Una decisión sorpresiva

La determinación de Morales de movilizar hasta la frontera con Chile a este grupo de militares, que Montaño calcula en no más de 100 efectivos, ha llamado la atención en ciertos círculos militares bolivianos. Más aún luego que el ministro Ferreira asegurara a medios locales que el equipo ya lleva dos semanas en la zona

"Nos hemos visto sorprendidos que vaya a esa zona. No nos parece. Se trata de una unidad de élite y no está para combatir contrabandistas (…) Son contrabandistas de poca monta, porque no han entregado informaciones que digan lo contrario.
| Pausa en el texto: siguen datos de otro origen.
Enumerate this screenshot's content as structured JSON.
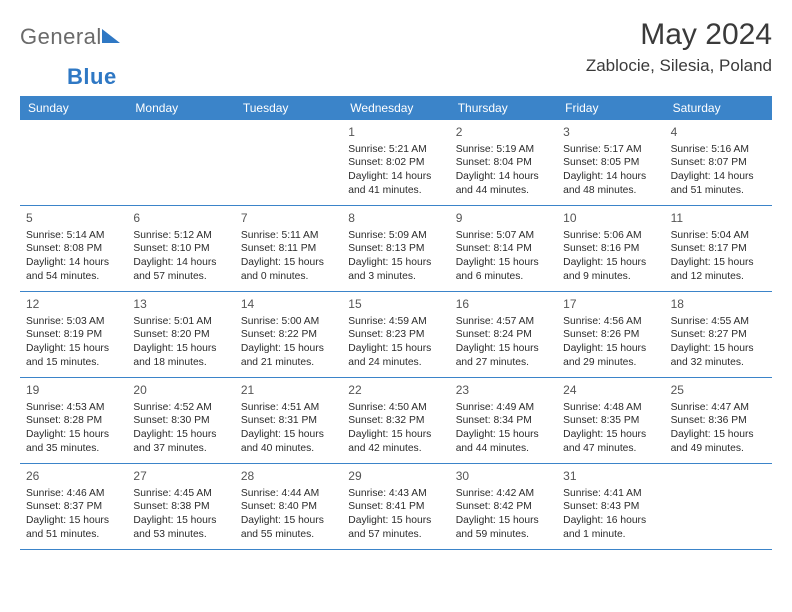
{
  "brand": {
    "word1": "General",
    "word2": "Blue"
  },
  "title": {
    "month": "May 2024",
    "location": "Zablocie, Silesia, Poland"
  },
  "colors": {
    "header_bg": "#3b84c9",
    "header_text": "#ffffff",
    "border": "#3b84c9",
    "logo_gray": "#6a6a6a",
    "logo_blue": "#2f78c4",
    "text": "#2b2b2b"
  },
  "dayNames": [
    "Sunday",
    "Monday",
    "Tuesday",
    "Wednesday",
    "Thursday",
    "Friday",
    "Saturday"
  ],
  "weeks": [
    [
      null,
      null,
      null,
      {
        "d": "1",
        "sr": "5:21 AM",
        "ss": "8:02 PM",
        "dl": "14 hours and 41 minutes."
      },
      {
        "d": "2",
        "sr": "5:19 AM",
        "ss": "8:04 PM",
        "dl": "14 hours and 44 minutes."
      },
      {
        "d": "3",
        "sr": "5:17 AM",
        "ss": "8:05 PM",
        "dl": "14 hours and 48 minutes."
      },
      {
        "d": "4",
        "sr": "5:16 AM",
        "ss": "8:07 PM",
        "dl": "14 hours and 51 minutes."
      }
    ],
    [
      {
        "d": "5",
        "sr": "5:14 AM",
        "ss": "8:08 PM",
        "dl": "14 hours and 54 minutes."
      },
      {
        "d": "6",
        "sr": "5:12 AM",
        "ss": "8:10 PM",
        "dl": "14 hours and 57 minutes."
      },
      {
        "d": "7",
        "sr": "5:11 AM",
        "ss": "8:11 PM",
        "dl": "15 hours and 0 minutes."
      },
      {
        "d": "8",
        "sr": "5:09 AM",
        "ss": "8:13 PM",
        "dl": "15 hours and 3 minutes."
      },
      {
        "d": "9",
        "sr": "5:07 AM",
        "ss": "8:14 PM",
        "dl": "15 hours and 6 minutes."
      },
      {
        "d": "10",
        "sr": "5:06 AM",
        "ss": "8:16 PM",
        "dl": "15 hours and 9 minutes."
      },
      {
        "d": "11",
        "sr": "5:04 AM",
        "ss": "8:17 PM",
        "dl": "15 hours and 12 minutes."
      }
    ],
    [
      {
        "d": "12",
        "sr": "5:03 AM",
        "ss": "8:19 PM",
        "dl": "15 hours and 15 minutes."
      },
      {
        "d": "13",
        "sr": "5:01 AM",
        "ss": "8:20 PM",
        "dl": "15 hours and 18 minutes."
      },
      {
        "d": "14",
        "sr": "5:00 AM",
        "ss": "8:22 PM",
        "dl": "15 hours and 21 minutes."
      },
      {
        "d": "15",
        "sr": "4:59 AM",
        "ss": "8:23 PM",
        "dl": "15 hours and 24 minutes."
      },
      {
        "d": "16",
        "sr": "4:57 AM",
        "ss": "8:24 PM",
        "dl": "15 hours and 27 minutes."
      },
      {
        "d": "17",
        "sr": "4:56 AM",
        "ss": "8:26 PM",
        "dl": "15 hours and 29 minutes."
      },
      {
        "d": "18",
        "sr": "4:55 AM",
        "ss": "8:27 PM",
        "dl": "15 hours and 32 minutes."
      }
    ],
    [
      {
        "d": "19",
        "sr": "4:53 AM",
        "ss": "8:28 PM",
        "dl": "15 hours and 35 minutes."
      },
      {
        "d": "20",
        "sr": "4:52 AM",
        "ss": "8:30 PM",
        "dl": "15 hours and 37 minutes."
      },
      {
        "d": "21",
        "sr": "4:51 AM",
        "ss": "8:31 PM",
        "dl": "15 hours and 40 minutes."
      },
      {
        "d": "22",
        "sr": "4:50 AM",
        "ss": "8:32 PM",
        "dl": "15 hours and 42 minutes."
      },
      {
        "d": "23",
        "sr": "4:49 AM",
        "ss": "8:34 PM",
        "dl": "15 hours and 44 minutes."
      },
      {
        "d": "24",
        "sr": "4:48 AM",
        "ss": "8:35 PM",
        "dl": "15 hours and 47 minutes."
      },
      {
        "d": "25",
        "sr": "4:47 AM",
        "ss": "8:36 PM",
        "dl": "15 hours and 49 minutes."
      }
    ],
    [
      {
        "d": "26",
        "sr": "4:46 AM",
        "ss": "8:37 PM",
        "dl": "15 hours and 51 minutes."
      },
      {
        "d": "27",
        "sr": "4:45 AM",
        "ss": "8:38 PM",
        "dl": "15 hours and 53 minutes."
      },
      {
        "d": "28",
        "sr": "4:44 AM",
        "ss": "8:40 PM",
        "dl": "15 hours and 55 minutes."
      },
      {
        "d": "29",
        "sr": "4:43 AM",
        "ss": "8:41 PM",
        "dl": "15 hours and 57 minutes."
      },
      {
        "d": "30",
        "sr": "4:42 AM",
        "ss": "8:42 PM",
        "dl": "15 hours and 59 minutes."
      },
      {
        "d": "31",
        "sr": "4:41 AM",
        "ss": "8:43 PM",
        "dl": "16 hours and 1 minute."
      },
      null
    ]
  ],
  "labels": {
    "sunrise": "Sunrise: ",
    "sunset": "Sunset: ",
    "daylight": "Daylight: "
  }
}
Y si fuera así, ¿acaso Carabineros no lo habría percatado? ¿O la policía de Perú, donde también actúan?", dice el experto en armas.
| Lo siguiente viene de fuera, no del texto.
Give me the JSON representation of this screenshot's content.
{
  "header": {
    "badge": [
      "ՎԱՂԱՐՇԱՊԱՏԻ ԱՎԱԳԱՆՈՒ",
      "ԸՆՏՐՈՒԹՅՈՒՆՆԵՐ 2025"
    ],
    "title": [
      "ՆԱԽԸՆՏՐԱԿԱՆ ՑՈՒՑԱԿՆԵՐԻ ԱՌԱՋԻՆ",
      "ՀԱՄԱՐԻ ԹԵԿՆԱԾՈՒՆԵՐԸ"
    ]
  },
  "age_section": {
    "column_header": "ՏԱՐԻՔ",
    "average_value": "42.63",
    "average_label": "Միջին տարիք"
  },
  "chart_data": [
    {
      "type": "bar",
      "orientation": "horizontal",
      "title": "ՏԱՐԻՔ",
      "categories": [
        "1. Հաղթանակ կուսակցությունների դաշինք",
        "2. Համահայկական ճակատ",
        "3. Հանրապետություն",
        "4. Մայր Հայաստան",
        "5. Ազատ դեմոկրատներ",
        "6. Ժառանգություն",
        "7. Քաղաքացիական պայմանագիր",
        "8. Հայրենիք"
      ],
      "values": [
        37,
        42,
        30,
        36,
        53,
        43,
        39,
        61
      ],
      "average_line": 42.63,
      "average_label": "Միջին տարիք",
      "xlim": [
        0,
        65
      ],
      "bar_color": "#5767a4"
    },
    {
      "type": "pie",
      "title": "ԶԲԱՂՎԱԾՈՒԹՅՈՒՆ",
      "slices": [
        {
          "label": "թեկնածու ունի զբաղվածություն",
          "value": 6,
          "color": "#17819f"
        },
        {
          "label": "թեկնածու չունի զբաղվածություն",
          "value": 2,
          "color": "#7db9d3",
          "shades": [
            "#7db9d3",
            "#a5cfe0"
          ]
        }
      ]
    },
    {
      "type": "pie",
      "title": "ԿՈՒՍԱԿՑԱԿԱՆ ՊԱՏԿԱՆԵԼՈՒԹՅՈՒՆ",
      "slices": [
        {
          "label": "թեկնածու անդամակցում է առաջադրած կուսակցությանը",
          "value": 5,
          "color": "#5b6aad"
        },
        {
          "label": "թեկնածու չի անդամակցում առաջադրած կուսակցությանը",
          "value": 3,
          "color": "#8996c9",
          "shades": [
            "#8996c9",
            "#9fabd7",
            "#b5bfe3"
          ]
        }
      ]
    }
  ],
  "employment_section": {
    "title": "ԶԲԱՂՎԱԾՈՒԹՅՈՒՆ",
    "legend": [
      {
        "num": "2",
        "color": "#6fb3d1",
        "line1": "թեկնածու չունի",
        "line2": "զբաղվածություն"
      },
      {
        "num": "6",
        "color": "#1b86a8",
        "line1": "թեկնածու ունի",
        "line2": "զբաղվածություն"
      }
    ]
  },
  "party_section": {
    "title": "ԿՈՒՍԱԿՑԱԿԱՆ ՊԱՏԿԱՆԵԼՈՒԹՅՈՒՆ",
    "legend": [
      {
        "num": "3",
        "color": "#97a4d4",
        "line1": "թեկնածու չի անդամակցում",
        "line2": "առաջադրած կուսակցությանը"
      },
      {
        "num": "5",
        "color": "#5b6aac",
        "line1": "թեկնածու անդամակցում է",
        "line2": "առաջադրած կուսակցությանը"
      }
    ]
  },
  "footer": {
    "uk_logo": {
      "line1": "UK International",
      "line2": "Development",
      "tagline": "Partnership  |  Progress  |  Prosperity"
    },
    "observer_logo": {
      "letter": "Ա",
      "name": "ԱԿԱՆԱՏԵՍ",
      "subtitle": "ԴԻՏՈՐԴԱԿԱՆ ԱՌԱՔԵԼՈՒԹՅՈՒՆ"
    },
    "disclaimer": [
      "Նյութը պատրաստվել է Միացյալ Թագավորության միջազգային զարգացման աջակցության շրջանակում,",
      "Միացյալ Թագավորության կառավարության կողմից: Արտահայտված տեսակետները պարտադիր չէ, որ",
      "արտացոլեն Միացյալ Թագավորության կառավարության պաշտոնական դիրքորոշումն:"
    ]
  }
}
Montaño, incluso, considera que la situación puede provocar recelo en el resto del ejército boliviano. "Esto es una vergüenza, porque parece estar diciéndonos que el resto del Ejército no sirve para estas funciones", añade el especialista.
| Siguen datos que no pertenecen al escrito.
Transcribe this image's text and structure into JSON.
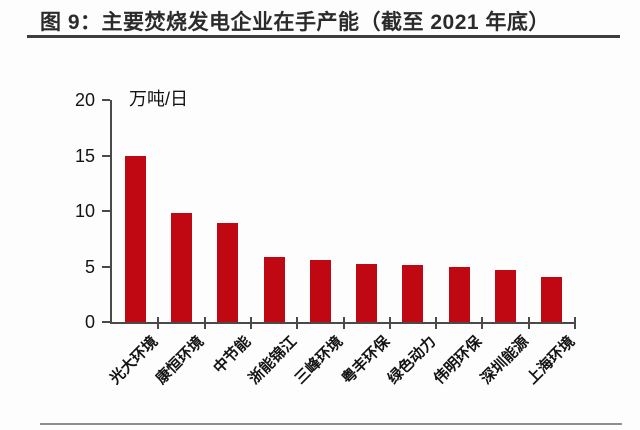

También cree que desnuda los problemas de financiamiento y equipamiento de las fuerzas armadas y de orden altiplánicas.

"Las unidades militares no están con preparadas; no tienen mapas ni radios. Los grandes equipos están en las ciudades importantes. En Potosí, a 60 kilómetros de la frontera con Chile, está el Regimiento Loa, pero no puede hacer nada, porque no tiene ni camiones para moverse. Gracias al Rally Dakar han conseguido que sus instalaciones se pinten, para dar una mejor apariencia a los corredores y los turistas", asegura Montaño.

El F10 pudo ser desarticulado en 2006, pero no lo fue por razones como esas, pues -según Montaño- debido a históricas diferencias entre el ejército y las policías, estas últimas no cuentan con el material ni el presupuesto necesario para hacer frente a situaciones de mayor magnitud, debido a que los recursos van a manos de estos grupos especiales de los militares.

¿Puede considerarse la presencia de este grupo en la frontera un mensaje belicista hacia Chile? El experto en armas lo descarta.

"No va a pasar nada. Van a durar dos o tres meses ahí. Hay muchos oficiales que no están satisfechos con la decisión", sentencia.